Due to the small tilt angle, a tiltrotor operates in non-axial flow conditions during shipboard take-off and landing. The non-uniformity of the blade’s air-load is high, resulting in structural deformation with high fluctuation frequency, affecting the rotor’s aerodynamic characteristics. A new computational fluid-dynamic computational structural dynamics (CFD-CSD) solver is proposed to analyze the effects of the blade’s elastic deformation on the aerodynamic characteristics. This method is suitable for the aeroelastic simulation of shipboard tiltrotor take-offs and landings. The CFD method uses the Reynolds-averaged Navier-Stokes (RANS) equations as the control equation, while the CSD solver is based on the Timoshenko beam model. The solvers are combined with a two-way loose coupling strategy to improve the solution efficiency. The reverse overset assembly technique (ROAT) is utilized to eliminate the effects of orphan mesh points after deformation.
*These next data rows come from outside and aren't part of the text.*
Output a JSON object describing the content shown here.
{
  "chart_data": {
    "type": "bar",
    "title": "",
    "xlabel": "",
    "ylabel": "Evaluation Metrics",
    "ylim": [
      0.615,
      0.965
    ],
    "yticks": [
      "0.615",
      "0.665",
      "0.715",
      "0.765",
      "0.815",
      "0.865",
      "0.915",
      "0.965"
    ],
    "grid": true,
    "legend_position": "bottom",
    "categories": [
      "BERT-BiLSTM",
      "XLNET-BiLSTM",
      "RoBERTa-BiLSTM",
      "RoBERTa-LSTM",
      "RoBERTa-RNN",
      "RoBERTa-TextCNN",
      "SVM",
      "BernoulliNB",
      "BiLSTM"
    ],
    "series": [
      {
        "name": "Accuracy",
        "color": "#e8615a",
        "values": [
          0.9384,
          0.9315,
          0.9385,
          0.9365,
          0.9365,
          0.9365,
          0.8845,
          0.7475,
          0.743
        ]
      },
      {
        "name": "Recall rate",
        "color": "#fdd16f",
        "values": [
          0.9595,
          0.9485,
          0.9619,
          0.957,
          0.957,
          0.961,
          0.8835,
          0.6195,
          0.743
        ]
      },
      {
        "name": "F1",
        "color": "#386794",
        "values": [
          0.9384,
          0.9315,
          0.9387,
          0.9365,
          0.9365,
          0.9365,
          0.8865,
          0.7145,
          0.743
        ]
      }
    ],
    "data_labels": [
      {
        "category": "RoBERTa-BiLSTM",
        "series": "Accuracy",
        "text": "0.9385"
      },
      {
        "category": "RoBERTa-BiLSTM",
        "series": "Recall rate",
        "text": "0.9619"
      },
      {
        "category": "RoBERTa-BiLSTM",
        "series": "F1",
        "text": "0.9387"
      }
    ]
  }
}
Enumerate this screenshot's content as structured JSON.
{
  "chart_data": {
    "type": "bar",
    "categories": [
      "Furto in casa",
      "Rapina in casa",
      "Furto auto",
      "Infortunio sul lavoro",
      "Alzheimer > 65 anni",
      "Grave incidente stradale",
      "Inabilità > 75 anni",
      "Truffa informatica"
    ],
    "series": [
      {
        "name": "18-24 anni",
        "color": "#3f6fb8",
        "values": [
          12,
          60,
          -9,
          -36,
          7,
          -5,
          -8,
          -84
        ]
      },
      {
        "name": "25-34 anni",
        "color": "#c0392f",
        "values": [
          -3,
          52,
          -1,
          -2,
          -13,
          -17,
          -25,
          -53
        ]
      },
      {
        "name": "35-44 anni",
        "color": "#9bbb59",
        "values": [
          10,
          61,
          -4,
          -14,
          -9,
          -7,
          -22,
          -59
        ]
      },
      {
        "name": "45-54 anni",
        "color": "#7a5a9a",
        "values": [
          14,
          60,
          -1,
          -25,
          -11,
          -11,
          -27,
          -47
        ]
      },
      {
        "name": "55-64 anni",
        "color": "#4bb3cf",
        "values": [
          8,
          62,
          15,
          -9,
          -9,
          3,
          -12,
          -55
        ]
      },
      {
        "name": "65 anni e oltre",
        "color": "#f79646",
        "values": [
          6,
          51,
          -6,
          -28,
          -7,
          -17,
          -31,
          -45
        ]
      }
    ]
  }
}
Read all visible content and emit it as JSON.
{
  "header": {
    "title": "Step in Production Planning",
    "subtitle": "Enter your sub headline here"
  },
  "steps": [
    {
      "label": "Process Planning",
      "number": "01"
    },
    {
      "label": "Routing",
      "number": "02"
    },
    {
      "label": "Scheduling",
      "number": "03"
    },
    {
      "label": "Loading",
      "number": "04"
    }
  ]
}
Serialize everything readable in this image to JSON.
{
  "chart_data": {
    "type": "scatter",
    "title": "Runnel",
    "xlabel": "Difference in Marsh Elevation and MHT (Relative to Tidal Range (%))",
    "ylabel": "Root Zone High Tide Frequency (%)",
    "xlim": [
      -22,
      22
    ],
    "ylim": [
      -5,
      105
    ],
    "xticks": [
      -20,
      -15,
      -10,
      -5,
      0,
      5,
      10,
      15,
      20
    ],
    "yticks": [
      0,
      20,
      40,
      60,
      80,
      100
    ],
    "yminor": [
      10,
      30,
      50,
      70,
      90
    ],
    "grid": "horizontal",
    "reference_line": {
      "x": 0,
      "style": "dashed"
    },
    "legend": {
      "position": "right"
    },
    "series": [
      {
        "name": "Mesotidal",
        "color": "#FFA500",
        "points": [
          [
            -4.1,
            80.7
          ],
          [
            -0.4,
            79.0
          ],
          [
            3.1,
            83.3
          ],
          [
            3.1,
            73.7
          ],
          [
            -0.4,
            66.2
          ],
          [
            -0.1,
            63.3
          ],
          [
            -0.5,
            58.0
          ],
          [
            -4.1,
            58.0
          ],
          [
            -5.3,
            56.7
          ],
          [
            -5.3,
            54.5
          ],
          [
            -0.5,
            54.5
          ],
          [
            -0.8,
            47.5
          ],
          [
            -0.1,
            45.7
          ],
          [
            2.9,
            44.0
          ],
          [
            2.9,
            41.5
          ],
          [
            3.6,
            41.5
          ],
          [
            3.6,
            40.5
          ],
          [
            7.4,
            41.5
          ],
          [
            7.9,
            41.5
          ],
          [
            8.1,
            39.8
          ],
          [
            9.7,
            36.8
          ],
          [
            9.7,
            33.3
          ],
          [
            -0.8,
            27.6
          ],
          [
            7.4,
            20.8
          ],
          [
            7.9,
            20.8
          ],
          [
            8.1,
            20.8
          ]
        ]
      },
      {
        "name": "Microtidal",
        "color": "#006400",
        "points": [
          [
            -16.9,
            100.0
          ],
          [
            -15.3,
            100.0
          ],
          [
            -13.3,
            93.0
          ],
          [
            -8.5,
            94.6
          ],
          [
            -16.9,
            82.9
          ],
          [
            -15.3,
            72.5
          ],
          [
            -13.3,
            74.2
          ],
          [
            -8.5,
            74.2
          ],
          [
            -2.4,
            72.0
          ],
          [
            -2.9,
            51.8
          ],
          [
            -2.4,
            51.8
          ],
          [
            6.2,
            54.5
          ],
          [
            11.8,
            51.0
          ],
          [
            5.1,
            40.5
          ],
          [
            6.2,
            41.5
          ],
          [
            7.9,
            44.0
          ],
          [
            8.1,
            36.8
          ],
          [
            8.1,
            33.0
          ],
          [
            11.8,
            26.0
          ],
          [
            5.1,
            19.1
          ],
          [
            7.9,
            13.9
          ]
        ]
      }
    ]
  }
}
The simulation is conducted during take-off and landing at different heights and different tilt angles, using the XV-15 tiltrotor as an example. An analysis of the rotor’s air-load and the mutual interference of the vortex and wake indicates that when the tiltrotor takes off or lands with a small tilt angle, the wing shedding vortex causes the rotor’s wake to roll upward before it reaches the ship’s deck, producing strong thrust fluctuations. The elastic deformation of the blade reduces the fluctuations in the thrust amplitude. This phenomenon is more pronounced in areas of high fluctuations in the blade’s air-load.